The following figure illustrates the components of a sample Ingres Replicator environment consisting of a development tool, an Ingres DBMS Server and database, the Ingres Replicator Server, Ingres Net, two additional Ingres databases, and an Enterprise Access database:

Replicator and Other Products

Replicator Concepts

To create a successful replication scheme, it is important to understand concepts and terms used in Replicator.

Key Ingres Replicator concepts are as follows:

Collision
A collision is an event that occurs when more than one user updates the same replicated row in different databases. Ingres Replicator can preserve the history of changes made to each replicated row. If the same rows in two databases do not match in the last transaction, Ingres Replicator detects a collision.

For more information, see Collision Design.
Consistent Distributed Data Set (CDDS)
A CDDS defines what data is replicated and where it resides.

The CDDS is the unit of organization in Ingres Replicator. Various processes, such as collision and error handling, are specified at the CDDS level.

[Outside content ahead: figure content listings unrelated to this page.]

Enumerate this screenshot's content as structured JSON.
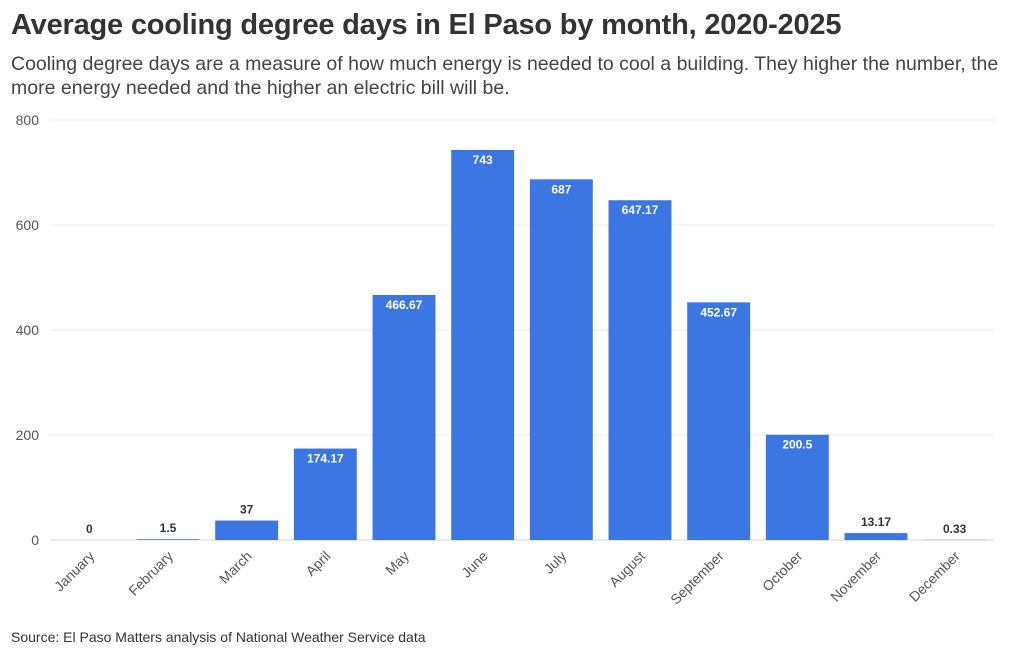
{
  "chart_data": {
    "type": "bar",
    "title": "Average cooling degree days in El Paso by month, 2020-2025",
    "subtitle": "Cooling degree days are a measure of how much energy is needed to cool a building. They higher the number, the more energy needed and the higher an electric bill will be.",
    "source": "Source: El Paso Matters analysis of National Weather Service data",
    "categories": [
      "January",
      "February",
      "March",
      "April",
      "May",
      "June",
      "July",
      "August",
      "September",
      "October",
      "November",
      "December"
    ],
    "values": [
      0,
      1.5,
      37,
      174.17,
      466.67,
      743,
      687,
      647.17,
      452.67,
      200.5,
      13.17,
      0.33
    ],
    "value_labels": [
      "0",
      "1.5",
      "37",
      "174.17",
      "466.67",
      "743",
      "687",
      "647.17",
      "452.67",
      "200.5",
      "13.17",
      "0.33"
    ],
    "yticks": [
      "0",
      "200",
      "400",
      "600",
      "800"
    ],
    "ylim": [
      0,
      800
    ],
    "xlabel": "",
    "ylabel": "",
    "grid": true,
    "bar_color": "#3b76e3"
  }
}
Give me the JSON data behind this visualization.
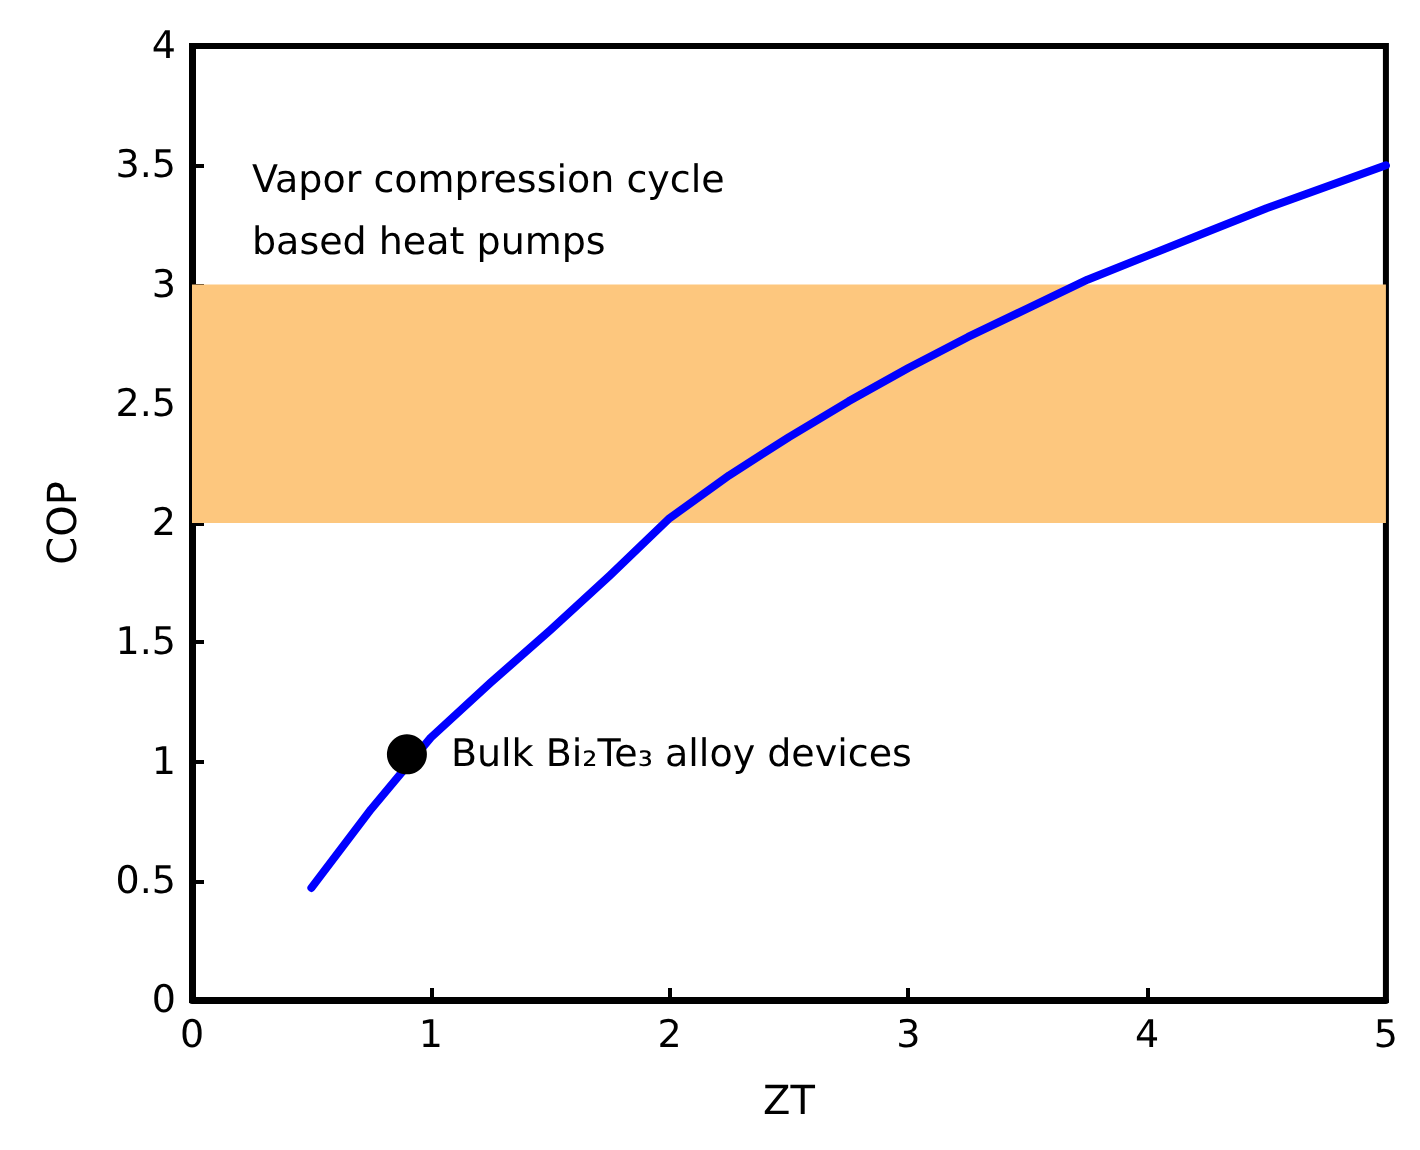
{
  "chart_data": {
    "type": "line",
    "xlabel": "ZT",
    "ylabel": "COP",
    "xlim": [
      0,
      5
    ],
    "ylim": [
      0,
      4
    ],
    "xticks": [
      0,
      1,
      2,
      3,
      4,
      5
    ],
    "yticks": [
      0,
      0.5,
      1,
      1.5,
      2,
      2.5,
      3,
      3.5,
      4
    ],
    "series": [
      {
        "color": "#0000ff",
        "x": [
          0.5,
          0.75,
          1,
          1.25,
          1.5,
          1.75,
          2,
          2.25,
          2.5,
          2.75,
          3,
          3.25,
          3.5,
          3.75,
          4,
          4.25,
          4.5,
          4.75,
          5
        ],
        "values": [
          0.47,
          0.8,
          1.1,
          1.33,
          1.55,
          1.78,
          2.02,
          2.2,
          2.36,
          2.51,
          2.65,
          2.78,
          2.9,
          3.02,
          3.12,
          3.22,
          3.32,
          3.41,
          3.5
        ]
      },
      {
        "type": "scatter",
        "color": "#000000",
        "x": [
          0.9
        ],
        "values": [
          1.03
        ],
        "marker": "circle"
      }
    ],
    "bands": [
      {
        "axis": "y",
        "from": 2,
        "to": 3,
        "label": "Vapor compression cycle based heat pumps",
        "color": "#fdc77e"
      }
    ],
    "annotations": [
      {
        "text": "Bulk Bi₂Te₃ alloy devices",
        "x": 0.9,
        "y": 1.03
      }
    ],
    "grid": false,
    "marker": "none",
    "line_style": "solid"
  }
}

For more information, see Consistent Distributed Data Set (CDDS).
CDDS Target Type
A target type defines which database within a CDDS is allowed to alter the data and how Ingres Replicator acts on each database within the CDDS.

The target types are:
- Full peer—generates changes to be replicated, accepts replicated changes and can detect collisions
- Protected read-only—accepts replicated changes and can detect collisions
- Unprotected read-only—accepts replicated changes but cannot detect collisions
  A CDDS has a target type defined in every database that is contained in the CDDS. You must define target types for each CDDS. For more information, see CDDS Target Types.
Data Propagation Path
A data propagation path defines what route the data takes to reach target databases within a CDDS.

For more information, see Data Propagation Paths in the CDDS.
Replicated transaction key (replication key)
To identify information specific to Ingres Replicator during processing of a replicated row, the system generates a key for each such row.

The key consists of:
- A database number that identifies the replicated database that manipulated the row
- The ID of the DBMS Server transaction that manipulated the row
- The sequence number within the transaction
  For more information, see Change Recorder.

Replicator Components defines the terms change recorder, distribution threads, and Replicator Server. Replicator Processing Tables defines the terms base table, shadow table, archive table, input queue, and distribution queue.